У памятника Корнелю в Париже. Из архива Я. А. Гордина
Книга «Довлатов» возникла из двух телепередач (одна из которых была многосерийной! – А.Б.) на Пятом канале, а те, в свою очередь, состояли по преимуществу из развернутых интервью с бывшими и нынешними жителями нашего города, старыми таллинцами и новыми американцами. И в Таллин, и в США богатый поначалу канал снарядил киноэкспедиции, по результатам которых в распоряжении группы оказались эксклюзивные видеоматериалы. Причем командировка в ближнее зарубежье оказалась, на мой взгляд, куда более плодотворной. Дело не обошлось, разумеется, и без присяжных довлатоволюбов» – как наших, так и забугорных. Однако, по словам Коваловой и Лурье, значительная часть представляющих интерес свидетельств в и без того многочасовую передачу войти так и не смогла, поэтому и возникла идея опубликовать их в книжной форме. Придав самой книге, вслед за передачей, жесткую хронологическую форму. В итоге получилось то, что получилось, – первая биография Сергея Довлатова.

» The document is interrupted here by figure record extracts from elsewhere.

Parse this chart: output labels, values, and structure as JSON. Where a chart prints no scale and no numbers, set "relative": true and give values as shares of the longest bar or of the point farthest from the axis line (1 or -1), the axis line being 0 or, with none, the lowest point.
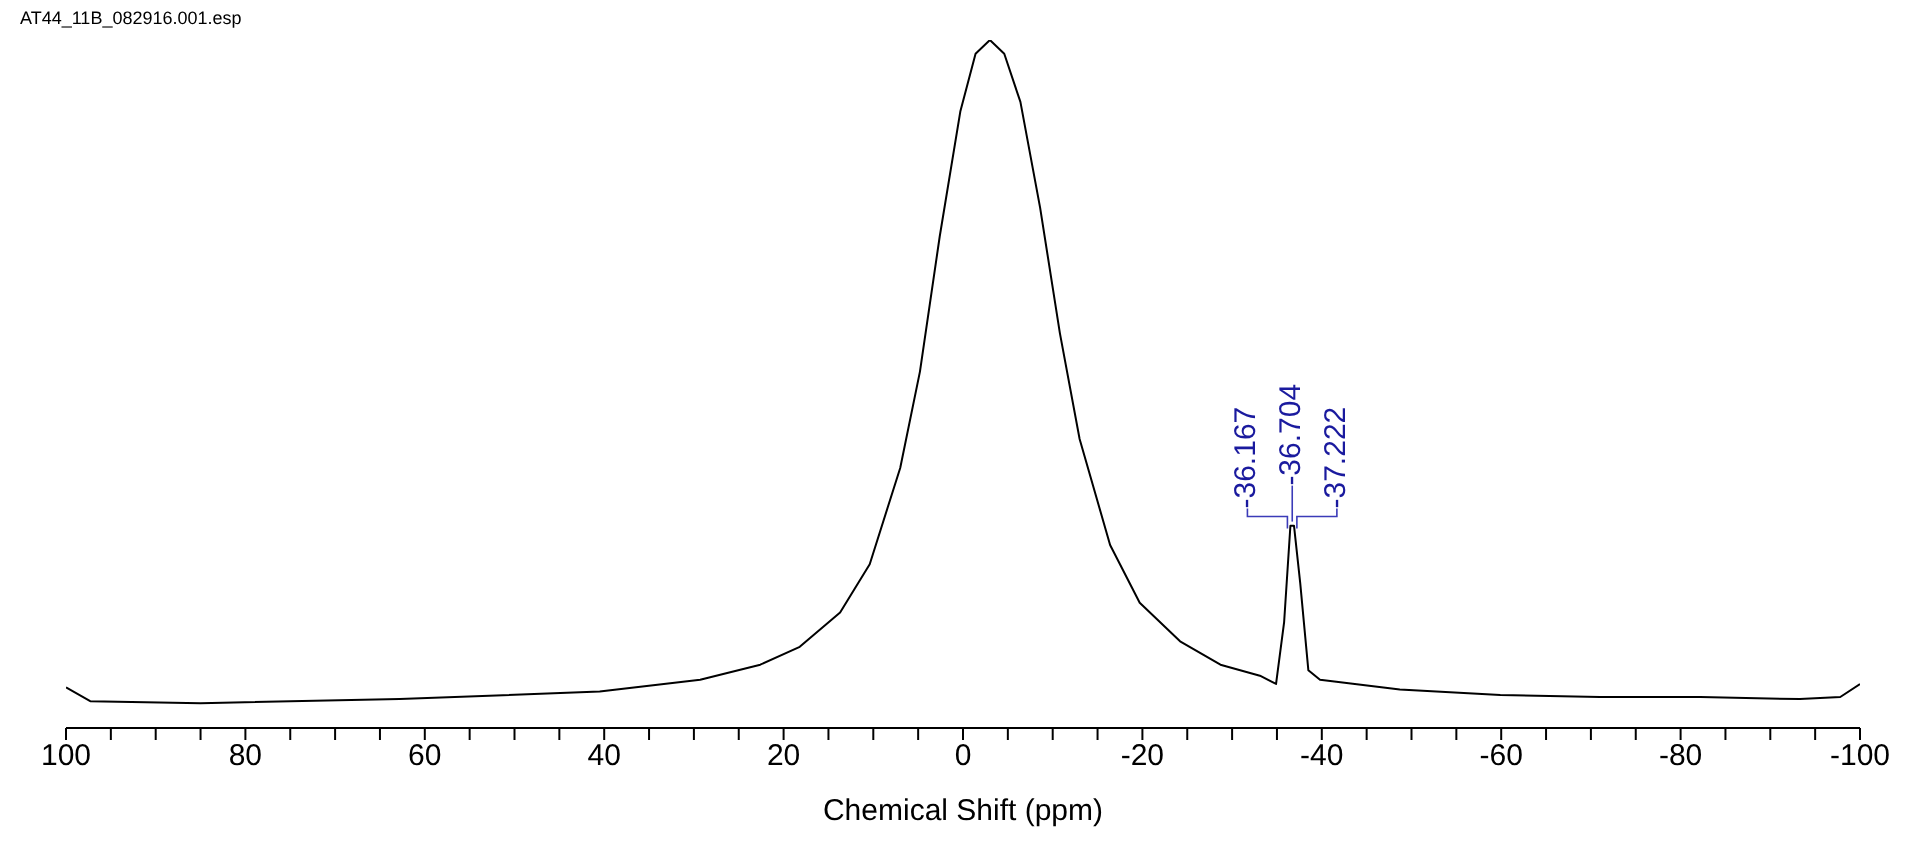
{
  "chart_data": {
    "type": "line",
    "relative": true,
    "xlabel": "Chemical Shift (ppm)",
    "xlim": [
      100,
      -100
    ],
    "xticks": [
      100,
      {
        "value": 95,
        "label": null
      },
      {
        "value": 90,
        "label": null
      },
      {
        "value": 85,
        "label": null
      },
      80,
      {
        "value": 75,
        "label": null
      },
      {
        "value": 70,
        "label": null
      },
      {
        "value": 65,
        "label": null
      },
      60,
      {
        "value": 55,
        "label": null
      },
      {
        "value": 50,
        "label": null
      },
      {
        "value": 45,
        "label": null
      },
      40,
      {
        "value": 35,
        "label": null
      },
      {
        "value": 30,
        "label": null
      },
      {
        "value": 25,
        "label": null
      },
      20,
      {
        "value": 15,
        "label": null
      },
      {
        "value": 10,
        "label": null
      },
      {
        "value": 5,
        "label": null
      },
      0,
      {
        "value": -5,
        "label": null
      },
      {
        "value": -10,
        "label": null
      },
      {
        "value": -15,
        "label": null
      },
      -20,
      {
        "value": -25,
        "label": null
      },
      {
        "value": -30,
        "label": null
      },
      {
        "value": -35,
        "label": null
      },
      -40,
      {
        "value": -45,
        "label": null
      },
      {
        "value": -50,
        "label": null
      },
      {
        "value": -55,
        "label": null
      },
      -60,
      {
        "value": -65,
        "label": null
      },
      {
        "value": -70,
        "label": null
      },
      {
        "value": -75,
        "label": null
      },
      -80,
      {
        "value": -85,
        "label": null
      },
      {
        "value": -90,
        "label": null
      },
      {
        "value": -95,
        "label": null
      },
      -100
    ],
    "grid": false,
    "marker": "none",
    "line_style": "solid",
    "series": [
      {
        "color": "#000000",
        "x": [
          100,
          97.3,
          85,
          62.8,
          40.5,
          29.3,
          22.6,
          18.2,
          13.7,
          10.4,
          7.0,
          4.8,
          2.6,
          0.3,
          -1.4,
          -3.0,
          -4.6,
          -6.4,
          -8.6,
          -10.8,
          -13.0,
          -16.4,
          -19.7,
          -24.2,
          -28.7,
          -33.1,
          -34.9,
          -35.8,
          -36.5,
          -36.9,
          -37.6,
          -38.5,
          -39.8,
          -48.7,
          -59.9,
          -71.0,
          -82.2,
          -93.3,
          -97.8,
          -100
        ],
        "values": [
          0.059,
          0.039,
          0.036,
          0.042,
          0.053,
          0.07,
          0.092,
          0.118,
          0.168,
          0.238,
          0.378,
          0.518,
          0.714,
          0.896,
          0.98,
          1,
          0.98,
          0.91,
          0.756,
          0.574,
          0.42,
          0.266,
          0.182,
          0.126,
          0.092,
          0.076,
          0.064,
          0.154,
          0.294,
          0.294,
          0.21,
          0.084,
          0.07,
          0.056,
          0.048,
          0.045,
          0.045,
          0.042,
          0.045,
          0.064
        ]
      }
    ],
    "annotations": [
      "AT44_11B_082916.001.esp",
      {
        "text": "-36.167",
        "x": -36.167,
        "y": 0.29
      },
      {
        "text": "-36.704",
        "x": -36.704,
        "y": 0.3
      },
      {
        "text": "-37.222",
        "x": -37.222,
        "y": 0.29
      }
    ]
  }
}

Столь многоступенчатый творческий метод напоминает, с одной стороны, многократную перегонку, проводимую для того, чтобы самогон получился и впрямь высокого качества. А с другой стороны, тоже многократный процесс «взбадривания» чайной заварки все новым и новым кипятком. Забегая вперед, отмечу, что книга «Довлатов» оставляет ощущение слабоалкогольного напитка с ностальгически приятным привкусом чайного гриба. Сам Довлатов такого не пил, но вполне мог бы такой бражкой похмелиться или запить более крепкое».
Меня эти метафоры – не поразили. Меня потрясли «многочасовые передачи про Довлатова». Таким не могут похвастаться ни Валентин Распутин, ни покойный уже Василий. А уж они ли не классики отечественной литературы!
Каждый шажок эмигранта, каждое свидетельство сберегается и обсасывается пуще каких-то вех эмигрантской биографии какого-нибудь Ивана Бунина или уж тем более Ивана Шмелева. Топоров пишет: «Вот характерный пример – мать писателя Нора Сергеевна Довлатова пишет американской корреспондентке в прелестной и совершенно довлатовской манере: «Сережа очень изменился к лучшему, иногда до неузнаваемости. Маргарита Степановна не верит глазам и ушам своим. Господи, хоть бы он перестал пить, мы бы назвались людьми со средним достатком».
Человек, способный до неузнаваемости измениться к лучшему, сам по себе изрядно страшон, не правда ли? О страшном Довлатове, о черном Довлатове пишут крайне редко (я знаю всего три таких свидетельства; одно из них, принадлежащее перу Юрия Милославского, было опубликовано в старом «Городе»), но все же пишут… Но только не на страницах рецензируемой книги. А в результате образ писателя получается не то чтобы недостоверным, но фактически неотличимым от иронически сниженного и вместе с тем элегически возвышенного довлатовского автопортрета.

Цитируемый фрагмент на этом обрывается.